An article written by Francis Patrick Brady for Jotta contemporary Here
Peckham is bustling with small art studios and galleries nestled in the nooks amongst the general hub-bub of South London. This proximity generates a seamless tangle between the movement of the artworks placed inside the galleries and the movement outside the gallery walls. There are vague common or recurrent themes throughout the festival; an interest in 'cultural speed' and the augmented social conditions that arise from our human relationships within a hypermediated society.

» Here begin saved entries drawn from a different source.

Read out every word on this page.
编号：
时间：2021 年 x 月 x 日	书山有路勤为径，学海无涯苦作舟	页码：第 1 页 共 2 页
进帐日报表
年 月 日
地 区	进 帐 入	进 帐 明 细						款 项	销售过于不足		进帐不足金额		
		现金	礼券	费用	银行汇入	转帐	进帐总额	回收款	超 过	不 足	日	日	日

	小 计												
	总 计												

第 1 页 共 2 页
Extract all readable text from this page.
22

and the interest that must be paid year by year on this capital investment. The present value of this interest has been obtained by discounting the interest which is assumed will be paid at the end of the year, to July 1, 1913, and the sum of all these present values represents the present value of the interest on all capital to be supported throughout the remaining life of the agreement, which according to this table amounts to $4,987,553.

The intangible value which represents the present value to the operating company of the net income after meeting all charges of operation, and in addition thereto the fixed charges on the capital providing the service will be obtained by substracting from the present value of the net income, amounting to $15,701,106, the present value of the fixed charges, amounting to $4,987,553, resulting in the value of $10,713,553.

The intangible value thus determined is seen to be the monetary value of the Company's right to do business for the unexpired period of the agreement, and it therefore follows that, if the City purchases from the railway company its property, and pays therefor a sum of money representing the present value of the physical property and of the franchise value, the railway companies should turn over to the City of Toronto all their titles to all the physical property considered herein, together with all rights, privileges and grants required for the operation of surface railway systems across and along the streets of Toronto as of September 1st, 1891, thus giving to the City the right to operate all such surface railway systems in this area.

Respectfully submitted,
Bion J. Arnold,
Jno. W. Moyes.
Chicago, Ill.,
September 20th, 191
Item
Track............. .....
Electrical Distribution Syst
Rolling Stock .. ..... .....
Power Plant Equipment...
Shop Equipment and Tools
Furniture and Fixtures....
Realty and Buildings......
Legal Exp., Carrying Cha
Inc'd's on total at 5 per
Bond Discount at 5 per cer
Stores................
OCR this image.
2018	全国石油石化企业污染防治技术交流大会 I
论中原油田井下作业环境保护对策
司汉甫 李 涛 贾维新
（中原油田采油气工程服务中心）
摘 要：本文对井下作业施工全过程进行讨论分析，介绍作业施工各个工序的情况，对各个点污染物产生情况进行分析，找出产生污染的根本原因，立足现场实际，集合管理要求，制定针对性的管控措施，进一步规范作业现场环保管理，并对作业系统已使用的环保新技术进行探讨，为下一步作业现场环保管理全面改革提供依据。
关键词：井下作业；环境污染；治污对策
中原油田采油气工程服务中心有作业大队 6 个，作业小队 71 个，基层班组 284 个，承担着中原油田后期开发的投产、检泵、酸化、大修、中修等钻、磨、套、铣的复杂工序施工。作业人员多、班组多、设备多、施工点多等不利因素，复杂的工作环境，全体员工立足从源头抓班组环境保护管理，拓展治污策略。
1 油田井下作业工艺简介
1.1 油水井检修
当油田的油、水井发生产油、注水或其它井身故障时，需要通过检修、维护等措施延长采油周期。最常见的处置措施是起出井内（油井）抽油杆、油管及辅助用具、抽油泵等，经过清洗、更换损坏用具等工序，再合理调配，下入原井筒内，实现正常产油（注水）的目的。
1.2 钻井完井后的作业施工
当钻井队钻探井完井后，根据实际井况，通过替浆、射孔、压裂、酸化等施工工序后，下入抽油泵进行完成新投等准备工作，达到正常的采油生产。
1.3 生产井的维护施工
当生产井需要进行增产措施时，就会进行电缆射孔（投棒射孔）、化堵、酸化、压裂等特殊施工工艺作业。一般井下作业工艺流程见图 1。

Works such as Pascal Sisto's video installation 'Push / Pull (my luck is your misfortune)', a hyperreal video collage populated by vortices of traffic spiralling away and towards the viewer. An over-surge sent to the neurones lighting up familiar pathways like Christmas bulb fractals, it acts like a visual-drone hypnotising the audience through an imaginary tunnel. The series of talks and screenings held at the gallery Arcadia Missa, called '?ρχω', were described in the programme as a 'living archive' which appeared to accumulate through contributions from artists and writers for the duration of the festival. The gallery space was arranged to assume the role of a kind of do-it-yourself luminescent digital library, a fount of information scrolls out from several projectors across the space. A tapestry of bits that is overbearing and seems to borrow from a Hollywood aesthetic: an alien who learns our history by flicking through an encyclopedia at savant-like speeds; one source is listed ominously in the programme as 'the internet'.
One screening event curated by Paul Pieroni, 'KEEPING IT SLLOW AT SCREW'S HOUSE', deals inversely with this perennial increase in speed and instead shows the current and historical proponents within culture that seek a slower pace. At the Son Gallery Takeshi Shiomitsu's work 'Heavy Reflections' plays on a poster adorned screen construct; again we find an engagement with informatic overload, also present is an attempt at redistribution of information, redirecting the energies behind this ramping up of social and cultural speed.
Peckham has long been a scene with a lot on offer in contemporary art, more recently it has been thriving from an influx of art graduates and practising artists. PAMI reveals the underlying scene of a community whose mutual concerns are feeding an altogether greater network of artists, gallerists and curators.